Esse cenário é positivo, mas merece atenção, porque pode significar que a empresa está deixando de aproveitar um potencial de crescimento maior. Investindo um pouco mais, seria possível crescer mais rápido sem comprometer a saúde financeira do negócio.
Nesse caso, vale identificar os canais com melhor desempenho e direcionar mais investimento para eles. Uma forma eficiente de fazer isso é usando uma plataforma de automação de Marketing que centralize esses esforços e facilite a leitura dos resultados por canal.

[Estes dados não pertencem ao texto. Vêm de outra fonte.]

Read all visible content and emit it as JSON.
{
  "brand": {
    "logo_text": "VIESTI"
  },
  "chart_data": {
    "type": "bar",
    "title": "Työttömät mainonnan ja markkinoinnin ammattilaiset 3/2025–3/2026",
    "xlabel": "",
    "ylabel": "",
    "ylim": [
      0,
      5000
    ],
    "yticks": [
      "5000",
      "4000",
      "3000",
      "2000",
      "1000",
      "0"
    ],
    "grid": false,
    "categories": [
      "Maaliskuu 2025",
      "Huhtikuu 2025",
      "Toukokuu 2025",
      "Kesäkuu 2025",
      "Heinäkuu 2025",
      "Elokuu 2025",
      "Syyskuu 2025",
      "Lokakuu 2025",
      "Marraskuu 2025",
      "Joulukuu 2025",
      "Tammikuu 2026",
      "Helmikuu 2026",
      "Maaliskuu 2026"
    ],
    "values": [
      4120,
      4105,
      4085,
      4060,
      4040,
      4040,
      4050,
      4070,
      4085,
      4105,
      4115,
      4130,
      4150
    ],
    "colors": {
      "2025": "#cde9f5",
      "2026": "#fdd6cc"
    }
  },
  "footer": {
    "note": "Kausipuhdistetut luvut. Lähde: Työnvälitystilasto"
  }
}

Com esse tipo de ferramenta, é possível criar páginas de captura de contatos, disparar fluxos de email personalizados de forma automática, identificar as melhores oportunidades de venda e acompanhar os dados do funil de Marketing e Vendas. Assim, fica mais fácil colocar em prática ações que ajudam a reduzir o CAC.
Comparando o CAC com os valores praticados no mercado
Comparar os próprios números com os do mercado é um exercício valioso, ainda que nem sempre simples de fazer. Se uma empresa descobrisse que seus concorrentes investem o dobro para conquistar cada cliente, provavelmente reveria sua própria estratégia.
Essa comparação permite outras análises importantes:
- Se o CAC está bem abaixo da média do mercado, a empresa pode estar com performance muito boa, ou pode estar investindo pouco e deixando potencial de crescimento na mesa.
- Se o CAC está acima da média do mercado, é possível que outras empresas estejam sendo mais eficientes. Vale buscar entender melhor esse cenário e identificar pontos de melhoria.
- Comparar a proporção de gasto entre Marketing e Vendas dentro do CAC com a média do mercado ajuda a identificar discrepâncias que merecem investigação.
- Olhar a proporção de gastos entre os diferentes itens que compõem o CAC também é útil. Se o mercado investe, por exemplo, bem mais em ferramentas e mídia paga do que a empresa, isso pode explicar por que os resultados não estão vindo como esperado.
As possibilidades de análise são muitas e cada caso exige observação cuidadosa. O que fica claro é que o custo de aquisição de clientes deve ser usado de forma constante nas análises de Marketing, não apenas como um número isolado.